Пока им хватало чата в мессенджере. Они обменивались сообщениями – не слишком бойко, не слишком плотно, оставаясь на расстоянии. Ничего серьезного не обсуждали, о прошлом и будущем не говорили, просто делились короткими новостями и болтали о пустяках. Джеймс отвечал то сразу же, то урывками. Ему, наверное, неловко было чатиться с Майклом в присутствии Винсента. По крайней мере, ничем другим Майкл эти длинные паузы в разговорах не объяснял.
Главной новостью ноября была премьера «Баллингари». Шестьдесят первый фестиваль ирландского кино в Корке, один из старейших в Европе, открывался их фильмом. Это было событие, повод встретиться – но Майкл не спрашивал, появится ли Джеймс: он одинаково не хотел слышать ни «да», ни «нет». «Нет» – будет грустно, «да» – будет больно.
Они поставили точку, пусть она и размазалась по листу парой клякс. Может, со временем они станут просто приятелями – говорят, время лечит. Майкл говорил себе, что это – по-взрослому. Жизнь – не кино. Легко было мотаться к Джеймсу через океан, пока тот еще был свободен. А теперь у него кольцо на пальце, и для Майкла, как ни смешно, это все-таки что-то значило. Они все сделали выбор, каждый – свой.
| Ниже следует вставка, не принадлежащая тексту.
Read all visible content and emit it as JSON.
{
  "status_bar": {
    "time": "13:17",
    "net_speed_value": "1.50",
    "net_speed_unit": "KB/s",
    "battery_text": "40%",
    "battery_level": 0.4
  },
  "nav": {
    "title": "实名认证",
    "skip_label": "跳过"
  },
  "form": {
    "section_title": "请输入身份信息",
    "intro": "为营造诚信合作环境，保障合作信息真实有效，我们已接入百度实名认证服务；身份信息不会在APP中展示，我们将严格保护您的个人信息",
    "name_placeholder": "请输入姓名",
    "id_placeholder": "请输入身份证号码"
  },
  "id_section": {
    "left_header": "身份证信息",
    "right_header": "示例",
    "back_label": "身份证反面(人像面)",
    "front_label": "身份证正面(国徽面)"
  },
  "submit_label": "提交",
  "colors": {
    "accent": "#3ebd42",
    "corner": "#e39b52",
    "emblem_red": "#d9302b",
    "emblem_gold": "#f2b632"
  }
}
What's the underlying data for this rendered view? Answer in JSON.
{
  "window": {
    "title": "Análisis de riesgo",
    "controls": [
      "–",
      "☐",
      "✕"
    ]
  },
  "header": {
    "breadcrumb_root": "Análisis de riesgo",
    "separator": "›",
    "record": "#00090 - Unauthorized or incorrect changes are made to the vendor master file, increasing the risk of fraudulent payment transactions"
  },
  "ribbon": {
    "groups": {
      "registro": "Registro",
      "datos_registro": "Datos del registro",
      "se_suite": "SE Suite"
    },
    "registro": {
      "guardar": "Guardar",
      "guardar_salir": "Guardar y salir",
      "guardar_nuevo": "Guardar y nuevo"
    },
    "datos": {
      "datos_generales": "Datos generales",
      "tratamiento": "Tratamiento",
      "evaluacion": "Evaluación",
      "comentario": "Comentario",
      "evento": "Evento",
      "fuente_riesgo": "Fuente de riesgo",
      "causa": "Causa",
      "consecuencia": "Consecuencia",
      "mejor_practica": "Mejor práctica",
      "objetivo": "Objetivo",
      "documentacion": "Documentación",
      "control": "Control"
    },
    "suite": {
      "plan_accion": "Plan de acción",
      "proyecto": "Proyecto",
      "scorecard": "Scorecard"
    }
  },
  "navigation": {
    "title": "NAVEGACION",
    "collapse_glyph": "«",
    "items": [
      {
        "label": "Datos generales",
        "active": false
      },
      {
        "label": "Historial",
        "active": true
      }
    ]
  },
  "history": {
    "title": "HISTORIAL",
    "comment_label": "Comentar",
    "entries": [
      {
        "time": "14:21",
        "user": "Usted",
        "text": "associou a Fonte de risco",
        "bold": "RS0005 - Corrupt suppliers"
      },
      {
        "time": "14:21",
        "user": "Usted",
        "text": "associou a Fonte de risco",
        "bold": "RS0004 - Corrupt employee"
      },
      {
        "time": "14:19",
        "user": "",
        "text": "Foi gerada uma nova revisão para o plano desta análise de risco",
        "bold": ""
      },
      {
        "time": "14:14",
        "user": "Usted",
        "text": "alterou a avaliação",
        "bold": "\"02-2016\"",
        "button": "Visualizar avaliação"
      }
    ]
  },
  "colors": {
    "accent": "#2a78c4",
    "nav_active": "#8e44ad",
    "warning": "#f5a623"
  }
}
Впрочем, у него хватало поводов для волнений и без мыслей о Джеймсе. Обычно – он никогда не волновался перед премьерами. Перед первыми – может быть, немного, но это было радостное волнение, предвкушение чего-то удивительного. Сейчас же все было не так, и чем ближе был день открытия фестиваля, тем отчетливее он чувствовал временами, как холодеют руки и желудок скручивается в тугой узел. Он не знал, что увидит. Он хотел увидеть – но ему казалось, что, оказавшись в зале, он просто закроет глаза, заткнет уши и просидит так все два часа до самых титров.
Он боялся, что вновь увидит на экране – себя. Не историю Эрика, не историю Терренса – а себя. И окажется, что все – зря, все впустую, и ему опять захочется сказать себе, крикнув в экран: не выделывайся, ты, там!.. Что ты строишь из себя, что ты кривляешься? Тебе там не место!
Это чувство грядущего позора росло с каждым часом, пока в день премьеры не стало таким тошнотворно-острым, что он уже не мог думать ни о чем, кроме поиска достаточно внятного предлога, чтобы уйти из зала и не смотреть фильм.
Блуждая по холлу отеля, где собиралась команда, Майкл нервически пил шампанское и заедал конфетами. На пустой желудок шло хорошо, но руки оставались холодными. Он блуждал глазами по лицам, не вынимая из зубов улыбки, хотя ему казалось, что если он будет так судорожно стискивать челюсти, рано или поздно он не отопьет из бокала, а откусит край.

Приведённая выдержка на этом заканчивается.